Resource links provided by the National Library of Medicine


Group/Cohort Intervention/treatment
Patients with unruptured brain aneurysms

We will include all adult patients (18 years or older) undergoing microsurgical treatment for UIAs. No specific exclusion criteria will be set. Patients with prior SAH may only be included when surgical treatment occurred at least 4 weeks after ictus. Only patients treated from January 1st 2010 onwards can be included in this study.

No intervention.

Procedure: Microsurgery
Microsurgery for unruptured intracranial aneurysm




Primary Outcome Measures :
  1. modified Rankin Scale [ Time Frame: Within 24 hours of admission to discharge, assessed up to 30 days ]
    Neurological outcome was assessed by the modified Rankin scale (mRS), and a favorable neurological outcome was defined as mRS 0, 1, or 2. The scale runs from 0 to 5, and higher scores mean a worse outcome.
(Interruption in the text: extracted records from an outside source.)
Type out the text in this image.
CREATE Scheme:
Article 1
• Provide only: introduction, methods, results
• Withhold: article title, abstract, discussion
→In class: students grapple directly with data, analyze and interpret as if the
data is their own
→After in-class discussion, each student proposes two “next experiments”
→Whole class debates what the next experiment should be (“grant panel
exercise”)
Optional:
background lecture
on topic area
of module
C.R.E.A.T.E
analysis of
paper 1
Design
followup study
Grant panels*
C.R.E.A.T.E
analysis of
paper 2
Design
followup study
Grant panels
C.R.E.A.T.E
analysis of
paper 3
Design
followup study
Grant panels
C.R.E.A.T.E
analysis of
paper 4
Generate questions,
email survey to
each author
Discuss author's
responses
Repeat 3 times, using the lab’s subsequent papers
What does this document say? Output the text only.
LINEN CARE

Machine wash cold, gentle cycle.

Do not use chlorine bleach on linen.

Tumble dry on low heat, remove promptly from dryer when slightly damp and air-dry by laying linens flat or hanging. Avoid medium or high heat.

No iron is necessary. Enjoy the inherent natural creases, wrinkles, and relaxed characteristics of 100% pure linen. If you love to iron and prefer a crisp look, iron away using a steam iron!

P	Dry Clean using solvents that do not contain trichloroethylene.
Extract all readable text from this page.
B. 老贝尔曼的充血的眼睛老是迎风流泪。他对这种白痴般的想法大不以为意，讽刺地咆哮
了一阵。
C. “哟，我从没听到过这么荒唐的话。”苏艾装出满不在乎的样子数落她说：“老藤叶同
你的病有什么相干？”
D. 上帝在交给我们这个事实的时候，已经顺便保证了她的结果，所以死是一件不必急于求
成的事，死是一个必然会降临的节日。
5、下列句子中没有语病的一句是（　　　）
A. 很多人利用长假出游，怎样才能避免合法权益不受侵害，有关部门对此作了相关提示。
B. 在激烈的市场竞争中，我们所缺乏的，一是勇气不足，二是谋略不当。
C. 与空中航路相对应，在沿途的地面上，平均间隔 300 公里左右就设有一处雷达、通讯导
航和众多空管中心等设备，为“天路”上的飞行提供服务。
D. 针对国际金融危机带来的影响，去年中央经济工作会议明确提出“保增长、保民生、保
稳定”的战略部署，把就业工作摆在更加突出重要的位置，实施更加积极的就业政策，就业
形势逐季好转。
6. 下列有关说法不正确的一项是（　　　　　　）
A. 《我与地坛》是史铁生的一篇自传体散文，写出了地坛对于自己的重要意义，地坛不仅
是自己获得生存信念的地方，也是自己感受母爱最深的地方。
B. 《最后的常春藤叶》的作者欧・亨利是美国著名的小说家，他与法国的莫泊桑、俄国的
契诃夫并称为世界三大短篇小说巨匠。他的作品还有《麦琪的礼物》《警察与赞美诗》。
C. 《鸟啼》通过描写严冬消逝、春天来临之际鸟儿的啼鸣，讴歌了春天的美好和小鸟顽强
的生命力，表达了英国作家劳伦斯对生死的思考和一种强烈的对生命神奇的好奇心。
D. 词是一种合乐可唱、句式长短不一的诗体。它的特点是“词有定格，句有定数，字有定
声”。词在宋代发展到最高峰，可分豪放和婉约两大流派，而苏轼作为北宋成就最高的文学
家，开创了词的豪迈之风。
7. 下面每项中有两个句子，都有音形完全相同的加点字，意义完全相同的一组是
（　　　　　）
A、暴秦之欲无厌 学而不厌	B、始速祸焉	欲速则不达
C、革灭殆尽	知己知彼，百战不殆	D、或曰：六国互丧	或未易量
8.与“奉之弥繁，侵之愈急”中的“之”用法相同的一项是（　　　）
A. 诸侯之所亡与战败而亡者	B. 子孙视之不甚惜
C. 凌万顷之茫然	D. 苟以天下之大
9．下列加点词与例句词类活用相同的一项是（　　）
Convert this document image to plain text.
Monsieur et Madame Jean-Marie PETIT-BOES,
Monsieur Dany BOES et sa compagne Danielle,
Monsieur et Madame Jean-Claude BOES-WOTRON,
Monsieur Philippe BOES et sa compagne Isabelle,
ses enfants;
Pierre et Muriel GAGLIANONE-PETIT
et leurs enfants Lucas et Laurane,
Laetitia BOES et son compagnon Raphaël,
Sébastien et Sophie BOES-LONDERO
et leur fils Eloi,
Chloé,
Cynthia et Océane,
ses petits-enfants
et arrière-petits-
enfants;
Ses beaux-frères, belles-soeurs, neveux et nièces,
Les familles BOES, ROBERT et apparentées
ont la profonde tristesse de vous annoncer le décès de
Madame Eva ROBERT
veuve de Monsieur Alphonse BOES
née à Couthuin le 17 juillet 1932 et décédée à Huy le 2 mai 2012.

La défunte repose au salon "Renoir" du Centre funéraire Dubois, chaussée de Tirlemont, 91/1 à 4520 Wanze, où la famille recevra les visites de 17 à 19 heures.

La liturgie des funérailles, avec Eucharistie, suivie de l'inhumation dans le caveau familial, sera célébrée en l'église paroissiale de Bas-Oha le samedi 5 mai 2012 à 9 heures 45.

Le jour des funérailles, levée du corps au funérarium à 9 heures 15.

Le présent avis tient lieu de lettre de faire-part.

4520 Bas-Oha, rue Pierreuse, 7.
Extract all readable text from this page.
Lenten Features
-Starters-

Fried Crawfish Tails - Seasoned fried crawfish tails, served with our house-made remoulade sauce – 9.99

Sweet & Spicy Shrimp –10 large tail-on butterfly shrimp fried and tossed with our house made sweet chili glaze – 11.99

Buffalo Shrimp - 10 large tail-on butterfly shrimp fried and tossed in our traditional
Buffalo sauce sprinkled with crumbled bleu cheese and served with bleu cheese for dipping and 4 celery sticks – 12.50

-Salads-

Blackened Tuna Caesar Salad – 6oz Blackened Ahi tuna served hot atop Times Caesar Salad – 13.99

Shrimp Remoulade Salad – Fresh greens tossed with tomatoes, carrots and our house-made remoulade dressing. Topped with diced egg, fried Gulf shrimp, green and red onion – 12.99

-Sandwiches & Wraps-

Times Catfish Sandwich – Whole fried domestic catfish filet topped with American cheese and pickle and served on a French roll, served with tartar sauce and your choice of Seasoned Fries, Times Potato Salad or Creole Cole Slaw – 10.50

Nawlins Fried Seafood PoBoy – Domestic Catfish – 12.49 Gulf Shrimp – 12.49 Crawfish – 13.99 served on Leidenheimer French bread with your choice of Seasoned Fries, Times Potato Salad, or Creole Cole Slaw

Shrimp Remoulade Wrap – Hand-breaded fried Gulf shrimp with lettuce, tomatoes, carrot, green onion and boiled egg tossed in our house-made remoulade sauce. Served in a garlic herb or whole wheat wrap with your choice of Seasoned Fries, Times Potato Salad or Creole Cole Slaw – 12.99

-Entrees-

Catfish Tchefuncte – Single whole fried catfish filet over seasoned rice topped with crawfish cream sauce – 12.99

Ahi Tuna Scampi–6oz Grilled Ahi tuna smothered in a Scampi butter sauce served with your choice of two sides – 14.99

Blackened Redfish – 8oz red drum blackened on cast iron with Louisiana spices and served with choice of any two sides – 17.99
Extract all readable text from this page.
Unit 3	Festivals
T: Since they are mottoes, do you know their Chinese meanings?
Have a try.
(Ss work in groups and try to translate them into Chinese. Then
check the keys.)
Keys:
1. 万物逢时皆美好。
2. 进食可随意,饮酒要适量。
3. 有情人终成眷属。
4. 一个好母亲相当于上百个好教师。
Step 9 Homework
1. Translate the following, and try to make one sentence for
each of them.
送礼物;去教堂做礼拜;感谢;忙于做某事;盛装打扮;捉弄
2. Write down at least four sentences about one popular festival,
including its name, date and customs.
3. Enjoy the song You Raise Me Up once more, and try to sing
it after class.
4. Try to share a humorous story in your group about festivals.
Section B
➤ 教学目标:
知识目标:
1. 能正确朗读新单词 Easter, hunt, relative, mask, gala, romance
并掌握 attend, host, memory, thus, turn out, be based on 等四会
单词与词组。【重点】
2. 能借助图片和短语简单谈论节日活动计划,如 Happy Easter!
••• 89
  2. Sensorimotor neurological deficits [ Time Frame: Within 24 hours of admission to discharge, assessed up to 30 days ]
    Any new sensorimotor neurological deficits after surgery will be captured.

  3. Clavien Dindo Complication Grading [ Time Frame: Within 24 hours of admission to discharge, assessed up to 30 days ]
    Complications will be assessed using the modified 2009 Clavien-Dindo grading (CDG), and occurrence of a complication was defined as any deviation from CDG 0. The CDG runs from 0 to 5, and higher scores mean a worse complication.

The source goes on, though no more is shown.